Why do reputable institutions recommend mesh?

Why do reputable institutions advocate mesh hernia repairs? Because mesh hernia repair was established as a standard of care and the art of non-mesh hernia repair was lost to history. Today only a handful of surgeons repair hernias without mesh confidently and with low recurrence rates.
Mesh has been around since the 1950’s. Back then most surgeons knew how to do a good non-mesh hernia repair with low recurrence rates. In the 1990’s mesh manufactures sponsored some studies that showed that recurrence rates were even less with mesh. Then a few studies came out saying that non-mesh repairs had incredibly high recurrence rates. Surgeons who knew their own results were better than these reports stayed away from mesh at least for a while. Then the marketing term “Tension Free” was invented. With this and a few other opportunities the manufactures of mesh succeeded in getting mesh established as the “Standard of Care” thereby discouraging surgeons from not using it. So even surgeons who were perfectly satisfied with the results of their non-mesh repairs were pressured by their patients and colleagues to use mesh. Only the most hard headed and experienced surgeons continued to say no.
Something like this happened before when another new high tech surgery came out in the1980's. It was called Laser hemorrhoidectomy. It was new, it was cool and patients were demanding it. Surgeons who were doing the procedure loved it for all of the wrong reasons. Insurance companies paid them more for laser surgery than conventional surgery. Patients came to them in droves because of the appeal of new and high tech procedure. But laser hemorrhoidectomy was a terrible operation. Patients had worse pain and frequent complications and the operation was expensive. As a fad it lasted for about five years and then died out. No one now does the laser hemorrhoid surgery. It's still amazing how much appeal the word laser has for the public. We even today get patients who ask for laser hernia repair which is a surgery which does not exist. Patients had their own overblown expectations of what a laser could do. Marketers of medical devices commonly exploit the appeal of high tech and patients misunderstanding how these things really work. In the 1990’s interest in mesh took off like a fad for the same wrong reasons but it had enough advantages that it went further and became established as the standard of care.

Another good example of disfunctional choices is food. Why do we eat food that is not good for us? Highly processed food. Artificial food. Food high in trans fats and chemicals. Because it is cheap and convienient and tastes good. Because the food industry pushes it and knows how to make it appeal to us. Profit margins are high. We should go back to healthy and natural food.
The American medical community however was slow to recognize and acknowledge adverse reactions to mesh. It is interesting that the European medical community has been talking about and trying to address the problems with mesh for ten years before we were here. Many expert hernia surgeons now will acknowledge that adverse reactions to mesh are common but believe without mesh the recurrence rate is too high. However it is a fact that hernias can be repaired without mesh with a low recurrence rate by experienced non-mesh hernia surgeons. But most surgeons do not have confidence in their ability to do this, perhaps for good reasons. There are published medical studies which proves hernias can be repaired without mesh with low recurrence rates and there are surgeons who know their own results.

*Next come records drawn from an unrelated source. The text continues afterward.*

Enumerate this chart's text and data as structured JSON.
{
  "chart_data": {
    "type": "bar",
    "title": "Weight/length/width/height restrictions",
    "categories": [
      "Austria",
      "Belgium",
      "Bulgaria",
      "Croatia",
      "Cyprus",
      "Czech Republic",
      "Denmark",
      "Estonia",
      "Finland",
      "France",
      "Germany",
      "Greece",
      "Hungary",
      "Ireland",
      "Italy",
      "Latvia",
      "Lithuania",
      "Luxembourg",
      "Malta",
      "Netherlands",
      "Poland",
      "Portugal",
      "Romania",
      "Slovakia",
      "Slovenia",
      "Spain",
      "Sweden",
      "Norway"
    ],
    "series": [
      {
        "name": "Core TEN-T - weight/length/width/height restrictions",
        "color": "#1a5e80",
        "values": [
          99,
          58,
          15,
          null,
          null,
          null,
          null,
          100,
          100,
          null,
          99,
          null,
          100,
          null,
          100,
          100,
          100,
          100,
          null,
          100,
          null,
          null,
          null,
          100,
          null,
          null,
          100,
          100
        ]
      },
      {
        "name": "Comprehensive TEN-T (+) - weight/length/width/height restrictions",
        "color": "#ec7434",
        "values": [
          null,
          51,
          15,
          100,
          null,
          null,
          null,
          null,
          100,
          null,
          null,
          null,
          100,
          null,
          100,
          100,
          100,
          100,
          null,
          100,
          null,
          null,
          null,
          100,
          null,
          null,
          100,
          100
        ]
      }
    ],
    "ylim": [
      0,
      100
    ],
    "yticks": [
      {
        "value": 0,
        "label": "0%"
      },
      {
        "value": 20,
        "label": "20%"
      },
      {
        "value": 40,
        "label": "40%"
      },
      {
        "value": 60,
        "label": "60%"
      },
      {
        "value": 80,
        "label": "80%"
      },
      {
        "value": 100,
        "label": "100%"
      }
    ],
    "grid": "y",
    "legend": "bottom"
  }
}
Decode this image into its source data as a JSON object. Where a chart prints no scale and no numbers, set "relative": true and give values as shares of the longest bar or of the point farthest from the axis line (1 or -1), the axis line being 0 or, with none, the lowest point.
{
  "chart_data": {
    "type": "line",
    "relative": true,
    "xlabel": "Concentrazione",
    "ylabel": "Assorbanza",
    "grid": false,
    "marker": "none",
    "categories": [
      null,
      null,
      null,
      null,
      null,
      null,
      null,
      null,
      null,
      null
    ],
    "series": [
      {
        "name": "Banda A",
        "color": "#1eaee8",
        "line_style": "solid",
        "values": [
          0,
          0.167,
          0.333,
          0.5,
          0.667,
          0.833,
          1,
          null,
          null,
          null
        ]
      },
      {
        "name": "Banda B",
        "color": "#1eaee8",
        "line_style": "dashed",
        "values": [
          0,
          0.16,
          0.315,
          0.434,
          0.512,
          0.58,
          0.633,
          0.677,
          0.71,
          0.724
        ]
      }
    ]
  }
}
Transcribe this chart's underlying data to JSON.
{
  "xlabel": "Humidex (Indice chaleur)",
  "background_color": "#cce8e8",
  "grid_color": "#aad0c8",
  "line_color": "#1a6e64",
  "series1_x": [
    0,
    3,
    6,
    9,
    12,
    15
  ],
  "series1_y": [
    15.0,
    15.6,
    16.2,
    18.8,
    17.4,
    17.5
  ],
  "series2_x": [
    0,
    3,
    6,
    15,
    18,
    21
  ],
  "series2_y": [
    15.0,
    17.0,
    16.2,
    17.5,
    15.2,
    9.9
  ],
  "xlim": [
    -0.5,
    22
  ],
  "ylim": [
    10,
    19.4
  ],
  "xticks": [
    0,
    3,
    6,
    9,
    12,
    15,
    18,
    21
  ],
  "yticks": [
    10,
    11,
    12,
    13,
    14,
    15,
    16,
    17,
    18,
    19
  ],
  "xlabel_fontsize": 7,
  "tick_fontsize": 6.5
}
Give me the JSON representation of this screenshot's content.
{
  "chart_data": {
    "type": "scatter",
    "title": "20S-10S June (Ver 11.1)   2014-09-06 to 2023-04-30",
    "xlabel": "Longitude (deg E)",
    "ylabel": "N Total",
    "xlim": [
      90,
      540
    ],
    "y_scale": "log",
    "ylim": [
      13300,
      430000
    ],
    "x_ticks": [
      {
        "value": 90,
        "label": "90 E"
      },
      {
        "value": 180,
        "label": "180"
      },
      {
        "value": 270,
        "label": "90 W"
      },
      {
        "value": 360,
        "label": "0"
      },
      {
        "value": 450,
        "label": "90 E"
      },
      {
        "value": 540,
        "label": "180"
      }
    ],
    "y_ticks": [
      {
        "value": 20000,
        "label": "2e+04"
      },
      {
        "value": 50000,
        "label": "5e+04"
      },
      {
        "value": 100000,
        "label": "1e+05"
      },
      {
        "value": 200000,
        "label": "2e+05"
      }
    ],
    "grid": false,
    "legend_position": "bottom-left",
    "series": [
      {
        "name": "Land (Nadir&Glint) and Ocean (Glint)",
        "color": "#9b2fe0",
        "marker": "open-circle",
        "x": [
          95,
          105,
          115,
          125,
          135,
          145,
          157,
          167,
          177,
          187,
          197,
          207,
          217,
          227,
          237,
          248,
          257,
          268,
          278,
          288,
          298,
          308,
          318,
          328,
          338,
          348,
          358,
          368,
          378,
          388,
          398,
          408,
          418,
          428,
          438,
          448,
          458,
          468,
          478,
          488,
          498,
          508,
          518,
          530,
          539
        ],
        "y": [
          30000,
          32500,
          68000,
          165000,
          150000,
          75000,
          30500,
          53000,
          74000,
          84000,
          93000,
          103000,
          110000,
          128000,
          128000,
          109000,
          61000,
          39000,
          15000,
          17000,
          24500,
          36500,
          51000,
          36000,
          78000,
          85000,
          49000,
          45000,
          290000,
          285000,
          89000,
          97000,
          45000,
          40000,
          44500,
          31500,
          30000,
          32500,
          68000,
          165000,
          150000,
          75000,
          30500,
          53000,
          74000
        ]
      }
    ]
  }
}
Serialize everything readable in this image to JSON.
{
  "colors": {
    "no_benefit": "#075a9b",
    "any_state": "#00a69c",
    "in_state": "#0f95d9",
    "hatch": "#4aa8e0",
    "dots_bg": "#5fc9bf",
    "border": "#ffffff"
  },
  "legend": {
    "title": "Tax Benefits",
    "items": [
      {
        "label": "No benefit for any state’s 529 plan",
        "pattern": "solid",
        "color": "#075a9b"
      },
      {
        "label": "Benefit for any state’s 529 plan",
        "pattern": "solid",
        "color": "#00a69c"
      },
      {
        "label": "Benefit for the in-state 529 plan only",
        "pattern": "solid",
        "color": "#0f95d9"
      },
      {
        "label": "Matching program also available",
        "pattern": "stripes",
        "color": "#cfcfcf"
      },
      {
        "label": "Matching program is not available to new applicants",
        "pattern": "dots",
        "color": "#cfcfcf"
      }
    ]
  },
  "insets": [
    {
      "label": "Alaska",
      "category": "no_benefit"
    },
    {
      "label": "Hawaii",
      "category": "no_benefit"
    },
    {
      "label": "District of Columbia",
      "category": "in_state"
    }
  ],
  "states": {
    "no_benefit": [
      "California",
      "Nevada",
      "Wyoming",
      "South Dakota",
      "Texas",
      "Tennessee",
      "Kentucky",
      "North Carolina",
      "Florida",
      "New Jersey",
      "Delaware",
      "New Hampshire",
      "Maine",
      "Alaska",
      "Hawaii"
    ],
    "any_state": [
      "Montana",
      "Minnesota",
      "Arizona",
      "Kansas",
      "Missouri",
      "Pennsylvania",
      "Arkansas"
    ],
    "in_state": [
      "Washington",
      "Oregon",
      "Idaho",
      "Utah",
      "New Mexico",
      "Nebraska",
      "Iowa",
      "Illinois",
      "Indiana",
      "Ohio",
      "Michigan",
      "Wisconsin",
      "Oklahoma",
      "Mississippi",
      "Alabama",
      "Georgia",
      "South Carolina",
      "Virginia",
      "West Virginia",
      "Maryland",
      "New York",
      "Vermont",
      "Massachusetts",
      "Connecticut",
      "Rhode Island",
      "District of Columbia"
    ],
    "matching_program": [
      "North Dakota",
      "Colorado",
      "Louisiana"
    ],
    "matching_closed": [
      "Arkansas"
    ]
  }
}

A fact in medicine that is a bit of an embarrassment professionally and which medical organizations do not like to talk about is that the quality of surgical results for many operations is highly dependent on the particular skills and talent of a given surgeon. They will talk about institutions as centers of excellence but will not endorse the idea of one surgeon being better than another.  Medical boards are created to certify professional ability but in many respects they elevate standards only to the most acceptable common denominator and disavow higher standards.
But how could this be for the most common operation performed in the United States? It is what is wrong with organizing and central planning. There is a lot of pressure to simplify and standardize. We now have standards of care, practice guidelines and evidence based medicine. The organization picks the standards, creates the guidelines and chooses the evidence. Gone is the preeminence of individual professional experience and tradition.
Medicine is extremely complicated and the art of it looses a lot when it is simplified and standardized. Take away a master painters oils and mixing pallet and give him four primary color pencils that anyone can draw with and then the work of the master and novice will start to look more the same. Mesh is an equalizer. Low recurrence rates are not so dependent on the skills and experience of the surgeon. Results of non mesh repairs are highly dependent on the skills and experience of the surgeon.
In my opinion the best hernia repair is an open non-mesh repair performed by an experienced non-mesh surgeon. But now it is nearly a lost art.